Ce spectre qui adopte la forme de ce que d’aucuns ont appelé le pari institutionnel, d’autres l’assaut des institutions, inspire une stratégie visant à ce que les mouvements sociaux, qui agissaient jusqu’à présent dans le cadre des luttes sur le terrain et de la contestation plus ou moins radicale des pouvoirs institués, prennent le contrôle des leviers de commande dans les municipalités, et, pourquoi pas, au niveau de l’État lui-même. Cette stratégie institutionnaliste qui se propose de créer une nouvelle politique a engendré des effets qui atteignent déjà une ampleur suffisante pour inquiéter vivement la classe politique en place, et pour susciter dans les couches populaires des espoirs de profonds changements. Ce n’est pas seulement l’ampleur prise par ce nouveau phénomène politique, c’est aussi la rapidité fulgurante avec laquelle il s’est développé qui a suscité une énorme surprise aussi bien dans le pays que sur le plan international.

De surprise en surprise

Créée seulement quelques mois avant les élections européennes de mai 2014, Podemos, une nouvelle formation politique qui n’avait aucune expérience des joutes électorales, obtenait en Espagne la bagatelle d’un million deux cent mille suffrages et cinq députés européens. Ce n’était selon elle que le premier pas d’une démarche devant la conduire à bouleverser de fond en comble la vie politique du pays en la régénérant profondément.

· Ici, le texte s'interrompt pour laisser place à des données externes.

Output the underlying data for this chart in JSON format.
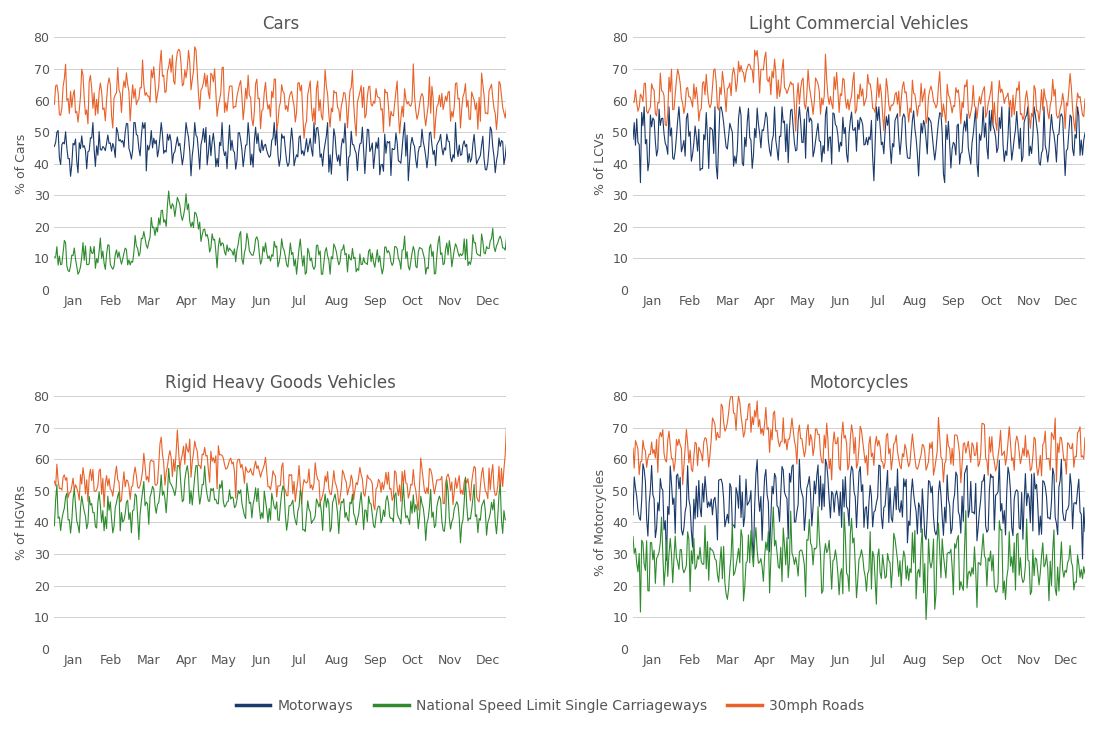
{
  "titles": [
    "Cars",
    "Light Commercial Vehicles",
    "Rigid Heavy Goods Vehicles",
    "Motorcycles"
  ],
  "ylabel_list": [
    "% of Cars",
    "% of LCVs",
    "% of HGVRs",
    "% of Motorcycles"
  ],
  "months": [
    "Jan",
    "Feb",
    "Mar",
    "Apr",
    "May",
    "Jun",
    "Jul",
    "Aug",
    "Sep",
    "Oct",
    "Nov",
    "Dec"
  ],
  "colors": {
    "motorways": "#1a3a6b",
    "nsl": "#2e8b2e",
    "roads30": "#e8622a"
  },
  "legend_labels": [
    "Motorways",
    "National Speed Limit Single Carriageways",
    "30mph Roads"
  ],
  "ylim": [
    0,
    80
  ],
  "yticks": [
    0,
    10,
    20,
    30,
    40,
    50,
    60,
    70,
    80
  ],
  "background": "#ffffff",
  "grid_color": "#d0d0d0"
}
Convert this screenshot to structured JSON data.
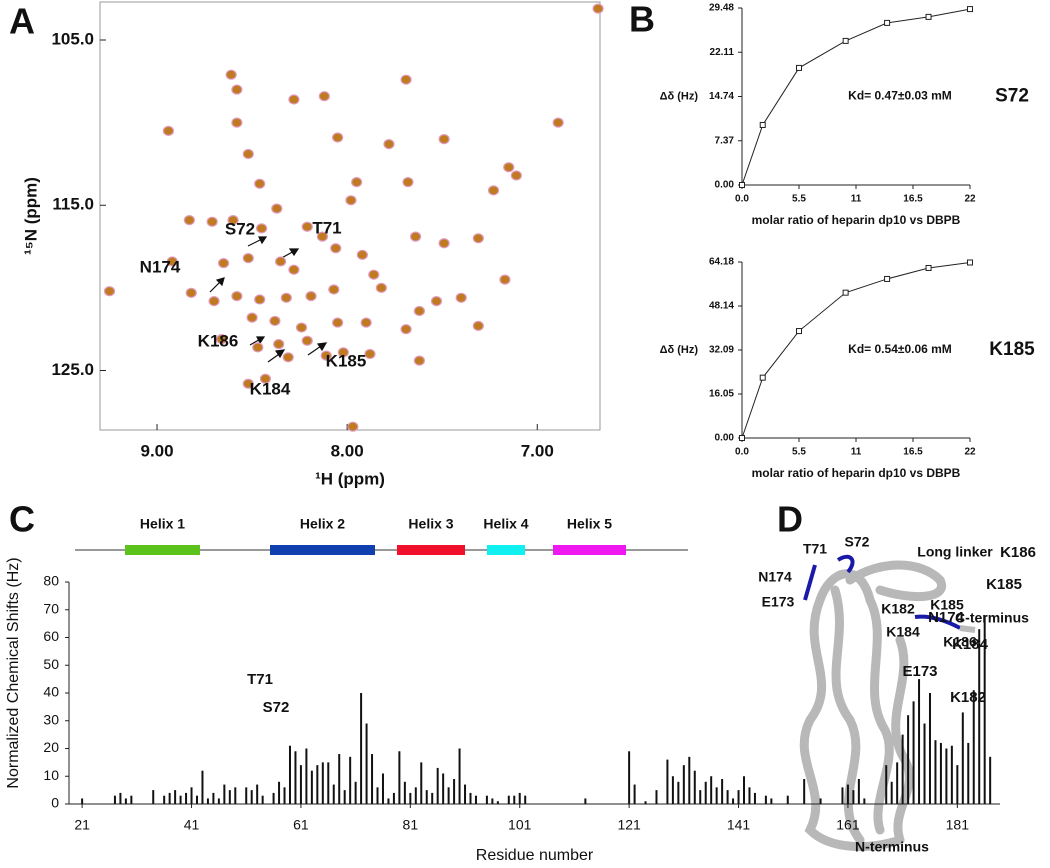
{
  "chart_data": [
    {
      "type": "scatter",
      "panel": "A",
      "x_label": "¹H (ppm)",
      "y_label": "¹⁵N (ppm)",
      "color": "#c07a20",
      "outline": "#e09ac0",
      "x": [
        6.68,
        8.61,
        8.58,
        8.28,
        8.12,
        7.69,
        8.58,
        8.94,
        8.05,
        7.78,
        8.52,
        8.46,
        7.95,
        7.49,
        6.89,
        7.15,
        7.11,
        7.23,
        7.68,
        7.98,
        8.37,
        8.83,
        8.71,
        8.6,
        8.45,
        8.21,
        8.13,
        8.06,
        7.92,
        7.64,
        7.49,
        7.31,
        8.92,
        8.65,
        8.52,
        8.35,
        8.28,
        7.86,
        8.82,
        8.7,
        8.58,
        8.46,
        8.32,
        8.19,
        8.07,
        7.82,
        7.53,
        7.4,
        7.17,
        9.25,
        8.5,
        8.38,
        8.24,
        8.05,
        7.9,
        7.69,
        7.62,
        7.31,
        8.66,
        8.47,
        8.36,
        8.31,
        8.21,
        8.11,
        8.02,
        7.88,
        7.62,
        8.43,
        8.52,
        7.97
      ],
      "y": [
        103.1,
        107.1,
        108.0,
        108.6,
        108.4,
        107.4,
        110.0,
        110.5,
        110.9,
        111.3,
        111.9,
        113.7,
        113.6,
        111.0,
        110.0,
        112.7,
        113.2,
        114.1,
        113.6,
        114.7,
        115.2,
        115.9,
        116.0,
        115.9,
        116.4,
        116.3,
        116.9,
        117.6,
        118.0,
        116.9,
        117.3,
        117.0,
        118.4,
        118.5,
        118.2,
        118.4,
        118.9,
        119.2,
        120.3,
        120.8,
        120.5,
        120.7,
        120.6,
        120.5,
        120.1,
        120.0,
        120.8,
        120.6,
        119.5,
        120.2,
        121.8,
        122.0,
        122.4,
        122.1,
        122.1,
        122.5,
        121.4,
        122.3,
        123.1,
        123.6,
        123.4,
        124.2,
        123.2,
        124.1,
        123.9,
        124.0,
        124.4,
        125.5,
        125.8,
        128.4
      ],
      "xlim": [
        9.3,
        6.67
      ],
      "ylim": [
        128.6,
        102.7
      ],
      "xticks": [
        {
          "value": 9,
          "label": "9.00"
        },
        {
          "value": 8,
          "label": "8.00"
        },
        {
          "value": 7,
          "label": "7.00"
        }
      ],
      "yticks": [
        {
          "value": 105,
          "label": "105.0"
        },
        {
          "value": 115,
          "label": "115.0"
        },
        {
          "value": 125,
          "label": "125.0"
        }
      ],
      "annotations": [
        "S72",
        "T71",
        "N174",
        "K186",
        "K185",
        "K184"
      ]
    },
    {
      "type": "line",
      "panel": "B",
      "x_label": "molar ratio of heparin dp10 vs DBPB",
      "y_label": "Δδ (Hz)",
      "kd_label": "Kd= 0.47±0.03 mM",
      "residue_label": "S72",
      "color": "#222",
      "x": [
        0,
        2,
        5.5,
        10,
        14,
        18,
        22
      ],
      "values": [
        0,
        10,
        19.5,
        24,
        27,
        28,
        29.3
      ],
      "xlim": [
        0,
        22
      ],
      "ylim": [
        0,
        29.48
      ],
      "xticks": [
        {
          "value": 0,
          "label": "0.0"
        },
        5.5,
        11,
        16.5,
        22
      ],
      "yticks": [
        {
          "value": 0,
          "label": "0.00"
        },
        7.37,
        14.74,
        22.11,
        29.48
      ]
    },
    {
      "type": "line",
      "x_label": "molar ratio of heparin dp10 vs DBPB",
      "y_label": "Δδ (Hz)",
      "kd_label": "Kd= 0.54±0.06 mM",
      "residue_label": "K185",
      "color": "#222",
      "x": [
        0,
        2,
        5.5,
        10,
        14,
        18,
        22
      ],
      "values": [
        0,
        22,
        39,
        53,
        58,
        62,
        64
      ],
      "xlim": [
        0,
        22
      ],
      "ylim": [
        0,
        64.18
      ],
      "xticks": [
        {
          "value": 0,
          "label": "0.0"
        },
        5.5,
        11,
        16.5,
        22
      ],
      "yticks": [
        {
          "value": 0,
          "label": "0.00"
        },
        16.05,
        32.09,
        48.14,
        64.18
      ]
    },
    {
      "type": "bar",
      "panel": "C",
      "x_label": "Residue number",
      "y_label": "Normalized Chemical Shifts (Hz)",
      "color": "#111",
      "helices": [
        {
          "name": "Helix 1",
          "color": "#5cc21c"
        },
        {
          "name": "Helix 2",
          "color": "#1040b0"
        },
        {
          "name": "Helix 3",
          "color": "#f0102a"
        },
        {
          "name": "Helix 4",
          "color": "#10f0f0"
        },
        {
          "name": "Helix 5",
          "color": "#f018f0"
        }
      ],
      "x": [
        21,
        27,
        28,
        29,
        30,
        34,
        36,
        37,
        38,
        39,
        40,
        41,
        42,
        43,
        44,
        45,
        46,
        47,
        48,
        49,
        51,
        52,
        53,
        54,
        56,
        57,
        58,
        59,
        60,
        61,
        62,
        63,
        64,
        65,
        66,
        67,
        68,
        69,
        70,
        71,
        72,
        73,
        74,
        75,
        76,
        77,
        78,
        79,
        80,
        81,
        82,
        83,
        84,
        85,
        86,
        87,
        88,
        89,
        90,
        91,
        92,
        93,
        95,
        96,
        97,
        99,
        100,
        101,
        102,
        113,
        121,
        122,
        124,
        126,
        128,
        129,
        130,
        131,
        132,
        133,
        134,
        135,
        136,
        137,
        138,
        139,
        140,
        141,
        142,
        143,
        144,
        146,
        147,
        150,
        153,
        156,
        160,
        161,
        162,
        163,
        164,
        168,
        169,
        170,
        171,
        172,
        173,
        174,
        175,
        176,
        177,
        178,
        179,
        180,
        181,
        182,
        183,
        184,
        185,
        186,
        187
      ],
      "values": [
        2,
        3,
        4,
        2,
        3,
        5,
        3,
        4,
        5,
        3,
        4,
        6,
        3,
        12,
        2,
        4,
        2,
        7,
        5,
        6,
        6,
        5,
        7,
        3,
        4,
        8,
        6,
        21,
        19,
        14,
        20,
        12,
        14,
        15,
        15,
        7,
        18,
        5,
        17,
        8,
        40,
        29,
        18,
        6,
        11,
        2,
        4,
        19,
        8,
        4,
        6,
        15,
        5,
        4,
        13,
        11,
        6,
        9,
        20,
        7,
        4,
        3,
        3,
        2,
        1,
        3,
        3,
        4,
        3,
        2,
        19,
        7,
        1,
        5,
        16,
        10,
        8,
        14,
        17,
        12,
        5,
        8,
        10,
        6,
        9,
        5,
        2,
        5,
        10,
        6,
        4,
        3,
        2,
        3,
        9,
        2,
        6,
        7,
        5,
        9,
        2,
        14,
        8,
        15,
        25,
        32,
        37,
        45,
        29,
        40,
        23,
        22,
        20,
        21,
        14,
        33,
        22,
        41,
        63,
        68,
        17
      ],
      "xlim": [
        18.6,
        188.8
      ],
      "ylim": [
        0,
        80
      ],
      "xticks": [
        21,
        41,
        61,
        81,
        101,
        121,
        141,
        161,
        181
      ],
      "yticks": [
        0,
        10,
        20,
        30,
        40,
        50,
        60,
        70,
        80
      ],
      "annotations": [
        "T71",
        "S72",
        "K186",
        "K185",
        "N174",
        "K184",
        "E173",
        "K182"
      ]
    }
  ],
  "structure_panel": {
    "panel": "D",
    "labels": [
      "T71",
      "S72",
      "Long linker",
      "N174",
      "E173",
      "K182",
      "K185",
      "C-terminus",
      "K184",
      "K186",
      "N-terminus"
    ]
  }
}
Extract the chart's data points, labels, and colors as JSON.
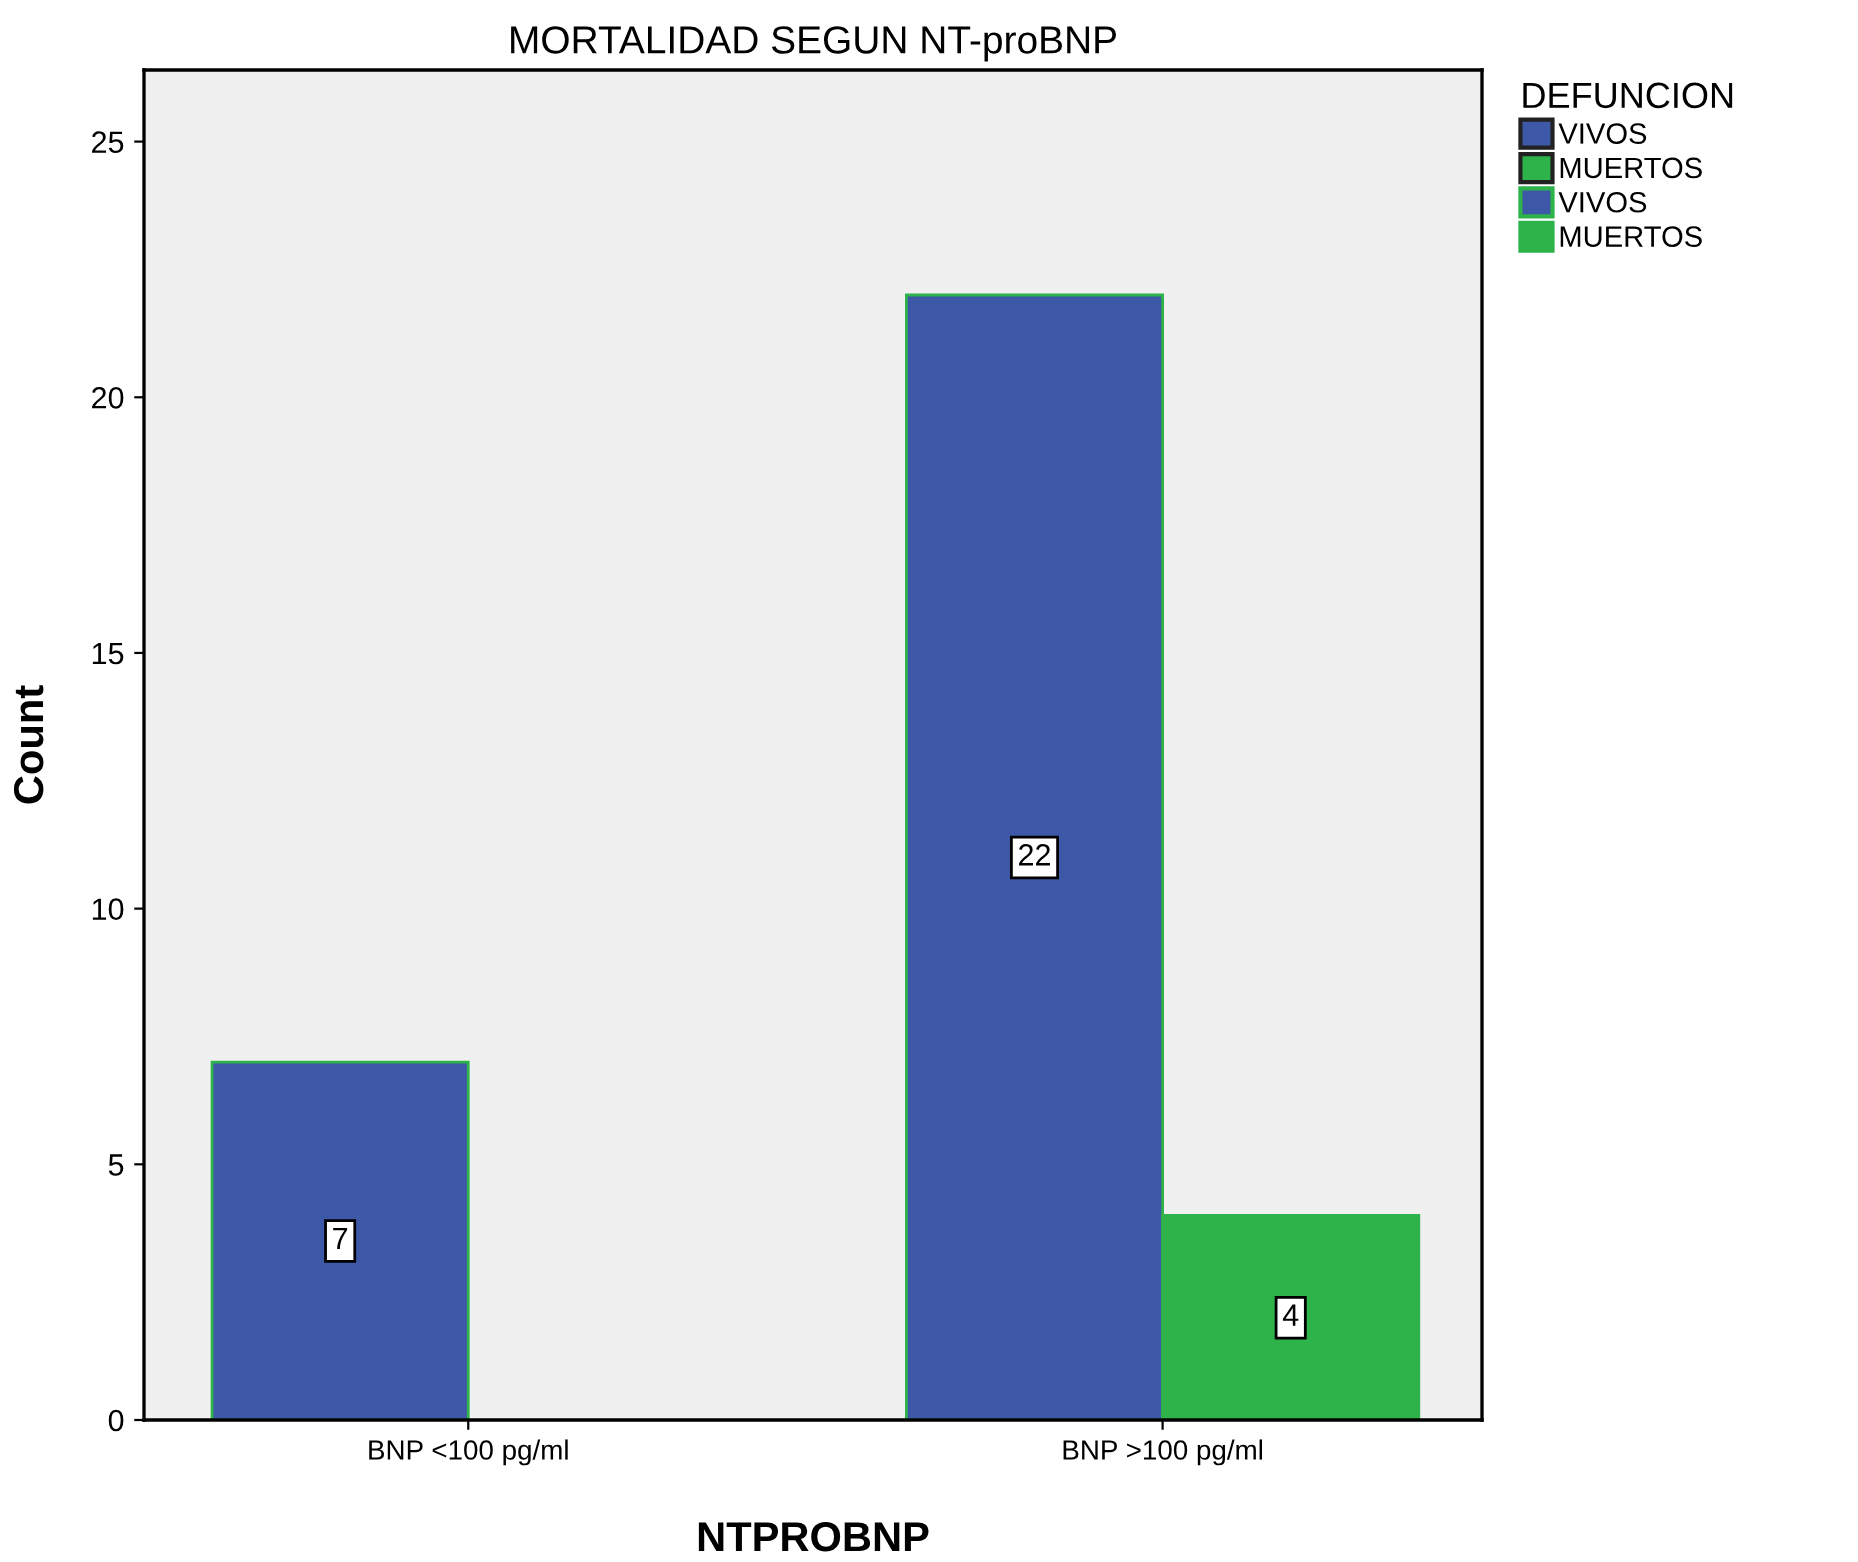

L’effet de surprise produit par ce premier résultat ne fit que croître lorsque les sondages électoraux en vue des élections générales de fin 2015 la situèrent comme deuxième force politique, talonnant le Parti Populaire qui dispose actuellement de la majorité absolue et devançant le Parti Socialiste. Même si des sondages plus récents la situent actuellement comme troisième force politique l’irruption de cette formation politique n’en est pas moins spectaculaire.

Plaçant tous ses espoirs dans ces élections générales, Podemos décida de réserveer ses forces pour cette échéance[2],et de ne pas se présenter directement aux municipales de mai 2015. Cela ne l’empêcha pas de jouer quand même cette carte électorale en participant à la constitution de candidatures dites d’unité populaire issues de la convergence entre divers mouvements sociaux et des formations d’extrême gauche.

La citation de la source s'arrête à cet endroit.